Alabama plans to shift its execution method to nitrogen gas following issues with previous lethal injections. However, a spiritual adviser helping individuals on death row will take legal action against this proposed method.
In a lawsuit filed recently, the adviser highlighted concerns about nitrogen gas. Thus, he cited its distressing effects and potential harm to bystanders. Further, he talked about the rejection of this method even by veterinarians due to safety apprehensions.

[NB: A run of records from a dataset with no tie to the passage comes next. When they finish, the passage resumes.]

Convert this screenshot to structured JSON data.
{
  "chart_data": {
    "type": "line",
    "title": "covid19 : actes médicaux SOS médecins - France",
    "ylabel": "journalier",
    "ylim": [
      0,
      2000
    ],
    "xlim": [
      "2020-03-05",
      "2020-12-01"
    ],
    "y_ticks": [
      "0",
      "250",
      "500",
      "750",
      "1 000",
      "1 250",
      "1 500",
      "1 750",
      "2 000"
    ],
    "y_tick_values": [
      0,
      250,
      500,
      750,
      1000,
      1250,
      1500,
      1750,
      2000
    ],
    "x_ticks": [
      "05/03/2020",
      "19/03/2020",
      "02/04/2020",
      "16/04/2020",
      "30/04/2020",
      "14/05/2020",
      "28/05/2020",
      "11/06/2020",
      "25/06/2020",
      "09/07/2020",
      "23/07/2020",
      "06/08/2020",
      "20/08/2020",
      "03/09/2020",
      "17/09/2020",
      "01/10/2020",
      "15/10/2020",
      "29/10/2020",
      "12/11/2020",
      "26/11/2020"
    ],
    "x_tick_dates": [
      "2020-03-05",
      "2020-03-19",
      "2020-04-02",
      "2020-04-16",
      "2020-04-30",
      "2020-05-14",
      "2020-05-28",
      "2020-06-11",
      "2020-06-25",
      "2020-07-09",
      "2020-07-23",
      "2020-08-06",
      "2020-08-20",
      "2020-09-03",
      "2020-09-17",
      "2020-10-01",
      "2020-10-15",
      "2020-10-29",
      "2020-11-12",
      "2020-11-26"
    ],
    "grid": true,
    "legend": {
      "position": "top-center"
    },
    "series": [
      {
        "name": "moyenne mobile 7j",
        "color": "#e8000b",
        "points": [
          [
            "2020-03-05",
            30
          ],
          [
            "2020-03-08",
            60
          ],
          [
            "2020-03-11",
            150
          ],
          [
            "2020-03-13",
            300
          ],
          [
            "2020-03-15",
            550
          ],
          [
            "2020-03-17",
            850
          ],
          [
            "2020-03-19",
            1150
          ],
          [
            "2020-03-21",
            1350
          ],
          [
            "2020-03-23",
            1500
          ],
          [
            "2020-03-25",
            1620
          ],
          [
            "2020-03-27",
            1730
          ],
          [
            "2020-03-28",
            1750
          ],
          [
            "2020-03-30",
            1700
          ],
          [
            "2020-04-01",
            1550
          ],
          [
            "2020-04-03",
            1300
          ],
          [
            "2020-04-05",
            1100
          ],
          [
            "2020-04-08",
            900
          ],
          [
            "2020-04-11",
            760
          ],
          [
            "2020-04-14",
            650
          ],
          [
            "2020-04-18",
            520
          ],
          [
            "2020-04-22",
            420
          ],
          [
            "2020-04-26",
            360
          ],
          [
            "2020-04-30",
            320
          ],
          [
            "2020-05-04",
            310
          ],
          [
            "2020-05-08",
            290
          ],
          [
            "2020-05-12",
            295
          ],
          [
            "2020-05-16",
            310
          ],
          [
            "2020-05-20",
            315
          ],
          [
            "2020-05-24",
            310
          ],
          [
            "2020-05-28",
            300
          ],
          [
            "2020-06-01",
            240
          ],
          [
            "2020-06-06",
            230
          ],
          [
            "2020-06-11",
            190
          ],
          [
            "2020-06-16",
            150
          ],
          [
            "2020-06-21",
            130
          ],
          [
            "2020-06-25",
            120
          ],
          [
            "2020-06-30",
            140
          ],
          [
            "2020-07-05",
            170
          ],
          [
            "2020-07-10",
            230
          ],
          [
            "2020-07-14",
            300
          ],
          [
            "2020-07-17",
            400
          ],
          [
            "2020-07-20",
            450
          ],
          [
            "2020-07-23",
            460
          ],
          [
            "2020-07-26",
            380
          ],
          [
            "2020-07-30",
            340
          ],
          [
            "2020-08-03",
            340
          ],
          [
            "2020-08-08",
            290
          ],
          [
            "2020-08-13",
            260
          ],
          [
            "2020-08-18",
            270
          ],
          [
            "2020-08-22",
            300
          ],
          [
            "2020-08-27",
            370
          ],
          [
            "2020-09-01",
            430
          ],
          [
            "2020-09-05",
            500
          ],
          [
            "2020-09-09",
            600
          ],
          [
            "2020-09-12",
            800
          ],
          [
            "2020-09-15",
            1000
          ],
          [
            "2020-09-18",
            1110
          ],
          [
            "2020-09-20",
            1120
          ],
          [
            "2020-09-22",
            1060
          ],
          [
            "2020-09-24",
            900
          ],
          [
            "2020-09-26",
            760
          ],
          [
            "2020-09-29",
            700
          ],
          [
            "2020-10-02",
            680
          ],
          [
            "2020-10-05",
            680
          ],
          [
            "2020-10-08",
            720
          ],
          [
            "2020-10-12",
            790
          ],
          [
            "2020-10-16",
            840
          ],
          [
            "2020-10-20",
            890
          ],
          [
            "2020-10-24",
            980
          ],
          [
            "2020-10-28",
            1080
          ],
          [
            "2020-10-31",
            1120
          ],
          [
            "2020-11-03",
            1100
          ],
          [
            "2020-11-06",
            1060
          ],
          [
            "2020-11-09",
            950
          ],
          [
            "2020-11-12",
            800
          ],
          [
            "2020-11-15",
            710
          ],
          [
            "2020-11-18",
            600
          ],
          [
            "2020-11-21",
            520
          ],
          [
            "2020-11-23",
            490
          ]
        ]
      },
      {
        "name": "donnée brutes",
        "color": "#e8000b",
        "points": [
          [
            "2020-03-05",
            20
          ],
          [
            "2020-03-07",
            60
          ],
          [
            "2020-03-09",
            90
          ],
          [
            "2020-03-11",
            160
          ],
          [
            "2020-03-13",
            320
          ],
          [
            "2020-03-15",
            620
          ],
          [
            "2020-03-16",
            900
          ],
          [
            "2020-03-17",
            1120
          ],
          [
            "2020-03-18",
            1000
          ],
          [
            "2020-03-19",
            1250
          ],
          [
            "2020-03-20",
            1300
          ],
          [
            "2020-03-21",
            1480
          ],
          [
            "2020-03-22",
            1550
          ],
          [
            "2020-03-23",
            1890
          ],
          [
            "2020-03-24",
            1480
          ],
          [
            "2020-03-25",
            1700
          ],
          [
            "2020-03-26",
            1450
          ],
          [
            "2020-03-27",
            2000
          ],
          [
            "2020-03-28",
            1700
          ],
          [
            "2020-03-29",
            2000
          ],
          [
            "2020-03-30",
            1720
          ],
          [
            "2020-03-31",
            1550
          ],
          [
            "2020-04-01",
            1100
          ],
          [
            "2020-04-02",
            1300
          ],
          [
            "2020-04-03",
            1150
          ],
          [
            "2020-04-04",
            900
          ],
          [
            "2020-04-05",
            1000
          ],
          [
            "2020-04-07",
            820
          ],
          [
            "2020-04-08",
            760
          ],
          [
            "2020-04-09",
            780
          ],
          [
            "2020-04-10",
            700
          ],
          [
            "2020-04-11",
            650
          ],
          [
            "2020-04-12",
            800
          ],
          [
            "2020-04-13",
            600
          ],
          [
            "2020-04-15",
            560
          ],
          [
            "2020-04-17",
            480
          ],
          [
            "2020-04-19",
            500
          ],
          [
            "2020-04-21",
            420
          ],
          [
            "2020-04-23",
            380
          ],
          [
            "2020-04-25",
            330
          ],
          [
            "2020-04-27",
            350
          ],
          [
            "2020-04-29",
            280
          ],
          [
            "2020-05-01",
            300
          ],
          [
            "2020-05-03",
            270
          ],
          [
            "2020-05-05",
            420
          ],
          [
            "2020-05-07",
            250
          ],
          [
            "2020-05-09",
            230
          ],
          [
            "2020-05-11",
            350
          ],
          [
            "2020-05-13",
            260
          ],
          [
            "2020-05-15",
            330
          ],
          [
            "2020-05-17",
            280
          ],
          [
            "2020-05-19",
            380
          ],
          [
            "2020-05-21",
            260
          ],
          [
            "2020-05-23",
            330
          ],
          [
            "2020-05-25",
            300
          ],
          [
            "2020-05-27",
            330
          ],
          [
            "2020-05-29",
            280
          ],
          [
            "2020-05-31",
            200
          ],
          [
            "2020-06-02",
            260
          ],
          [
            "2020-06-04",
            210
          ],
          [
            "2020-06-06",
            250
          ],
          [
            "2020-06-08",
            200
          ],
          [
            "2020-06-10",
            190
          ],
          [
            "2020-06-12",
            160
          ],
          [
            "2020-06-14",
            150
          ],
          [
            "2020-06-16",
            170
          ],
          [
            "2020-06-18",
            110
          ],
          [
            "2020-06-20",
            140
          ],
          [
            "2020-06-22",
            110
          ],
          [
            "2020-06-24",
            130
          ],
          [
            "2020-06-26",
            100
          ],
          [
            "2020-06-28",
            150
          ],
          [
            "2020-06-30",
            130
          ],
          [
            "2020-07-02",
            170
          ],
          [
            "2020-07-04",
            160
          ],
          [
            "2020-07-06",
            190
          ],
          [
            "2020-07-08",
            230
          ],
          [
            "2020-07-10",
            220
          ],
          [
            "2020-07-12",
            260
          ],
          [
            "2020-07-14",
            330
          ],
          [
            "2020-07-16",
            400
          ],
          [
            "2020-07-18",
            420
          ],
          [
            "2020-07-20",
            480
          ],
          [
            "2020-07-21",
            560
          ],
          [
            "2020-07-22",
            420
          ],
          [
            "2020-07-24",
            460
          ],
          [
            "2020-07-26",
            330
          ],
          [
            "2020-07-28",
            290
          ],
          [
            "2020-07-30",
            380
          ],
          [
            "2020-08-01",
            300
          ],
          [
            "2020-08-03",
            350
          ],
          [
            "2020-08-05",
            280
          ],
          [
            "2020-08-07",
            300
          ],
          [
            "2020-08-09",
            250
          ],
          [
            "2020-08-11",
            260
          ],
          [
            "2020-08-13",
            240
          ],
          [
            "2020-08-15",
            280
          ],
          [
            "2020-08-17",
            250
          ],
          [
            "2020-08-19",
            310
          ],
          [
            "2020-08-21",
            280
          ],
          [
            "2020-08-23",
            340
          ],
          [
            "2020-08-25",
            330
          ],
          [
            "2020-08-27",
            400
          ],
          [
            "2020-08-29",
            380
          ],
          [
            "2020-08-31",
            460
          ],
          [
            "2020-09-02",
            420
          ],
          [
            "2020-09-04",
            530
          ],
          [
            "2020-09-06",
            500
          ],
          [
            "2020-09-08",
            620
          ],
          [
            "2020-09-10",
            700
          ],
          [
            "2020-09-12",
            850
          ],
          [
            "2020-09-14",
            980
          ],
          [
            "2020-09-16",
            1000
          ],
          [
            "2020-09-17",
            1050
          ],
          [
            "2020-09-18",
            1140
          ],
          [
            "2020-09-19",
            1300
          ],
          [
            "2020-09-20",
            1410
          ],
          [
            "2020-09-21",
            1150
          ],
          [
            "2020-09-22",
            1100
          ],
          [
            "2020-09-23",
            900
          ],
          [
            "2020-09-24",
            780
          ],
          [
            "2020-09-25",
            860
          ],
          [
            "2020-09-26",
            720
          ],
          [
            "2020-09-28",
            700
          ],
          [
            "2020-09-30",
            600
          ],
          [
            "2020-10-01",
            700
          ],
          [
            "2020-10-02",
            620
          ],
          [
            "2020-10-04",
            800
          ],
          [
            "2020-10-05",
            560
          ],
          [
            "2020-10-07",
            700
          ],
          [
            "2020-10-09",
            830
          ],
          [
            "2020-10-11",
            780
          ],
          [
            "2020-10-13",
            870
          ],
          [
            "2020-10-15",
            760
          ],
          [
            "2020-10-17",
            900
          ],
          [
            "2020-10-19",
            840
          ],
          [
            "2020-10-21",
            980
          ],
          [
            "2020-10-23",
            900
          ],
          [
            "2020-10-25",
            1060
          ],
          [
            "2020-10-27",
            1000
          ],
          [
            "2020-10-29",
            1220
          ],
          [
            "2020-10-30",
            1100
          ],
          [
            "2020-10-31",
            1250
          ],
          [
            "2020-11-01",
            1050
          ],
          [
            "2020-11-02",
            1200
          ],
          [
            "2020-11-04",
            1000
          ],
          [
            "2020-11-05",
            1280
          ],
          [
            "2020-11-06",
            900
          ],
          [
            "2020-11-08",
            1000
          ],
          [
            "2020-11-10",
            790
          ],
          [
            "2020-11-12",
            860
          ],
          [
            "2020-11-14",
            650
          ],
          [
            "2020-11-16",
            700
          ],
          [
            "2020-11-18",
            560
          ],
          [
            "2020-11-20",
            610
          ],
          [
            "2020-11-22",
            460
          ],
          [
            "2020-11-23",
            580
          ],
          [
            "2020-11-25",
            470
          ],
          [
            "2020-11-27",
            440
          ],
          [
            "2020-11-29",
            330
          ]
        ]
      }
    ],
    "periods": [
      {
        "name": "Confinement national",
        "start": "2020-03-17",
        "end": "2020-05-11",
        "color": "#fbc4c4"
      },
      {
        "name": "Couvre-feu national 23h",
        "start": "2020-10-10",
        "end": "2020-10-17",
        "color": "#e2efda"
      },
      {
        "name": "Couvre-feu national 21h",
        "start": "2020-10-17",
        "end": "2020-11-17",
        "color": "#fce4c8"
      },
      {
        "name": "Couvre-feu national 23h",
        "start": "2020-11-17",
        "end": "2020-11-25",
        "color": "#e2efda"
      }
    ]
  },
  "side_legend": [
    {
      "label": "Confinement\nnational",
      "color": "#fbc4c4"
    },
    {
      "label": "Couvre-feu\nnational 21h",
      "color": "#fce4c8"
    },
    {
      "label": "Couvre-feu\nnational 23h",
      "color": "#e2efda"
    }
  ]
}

The legal challenge aims to prevent the adoption of nitrogen gas for executions. They have emphasized safety concerns for both those being executed and others present during the process.
Therefore, this lawsuit filed by Rev. Dr. Jeffrey Hood argues that using a mask to administer pure nitrogen gas during an execution. This could lead to suffocation and could endanger his life.
This, he contends, obstructs his ability to offer spiritual guidance to the inmate, Kenneth Eugene Smith.
As an opponent of capital punishment collaborating with Death Penalty Action, Hood alleges that the state’s adoption of nitrogen hypoxia has substantial risks to his safety.
He asserts that this execution method violates not only his religious freedoms but also those of Mr. Smith. States are changing execution methods due to a shortage of lethal injection drugs. Alabama plans to use nitrogen gas on Jan. 25, 2024, for the first time.
This method makes the person unconscious by depriving oxygen. Critics worry about its safety for everyone involved.
Thus, the state of Alabama faced issues with executions. Four since 2018 went wrong, leaving inmates alive, needing redo.
Kenneth Eugene Smith, convicted in 1996 for a murder-for-hire, faced a failed execution in Nov. 2022. He reported intense pain from repeated attempts during the lethal injection process.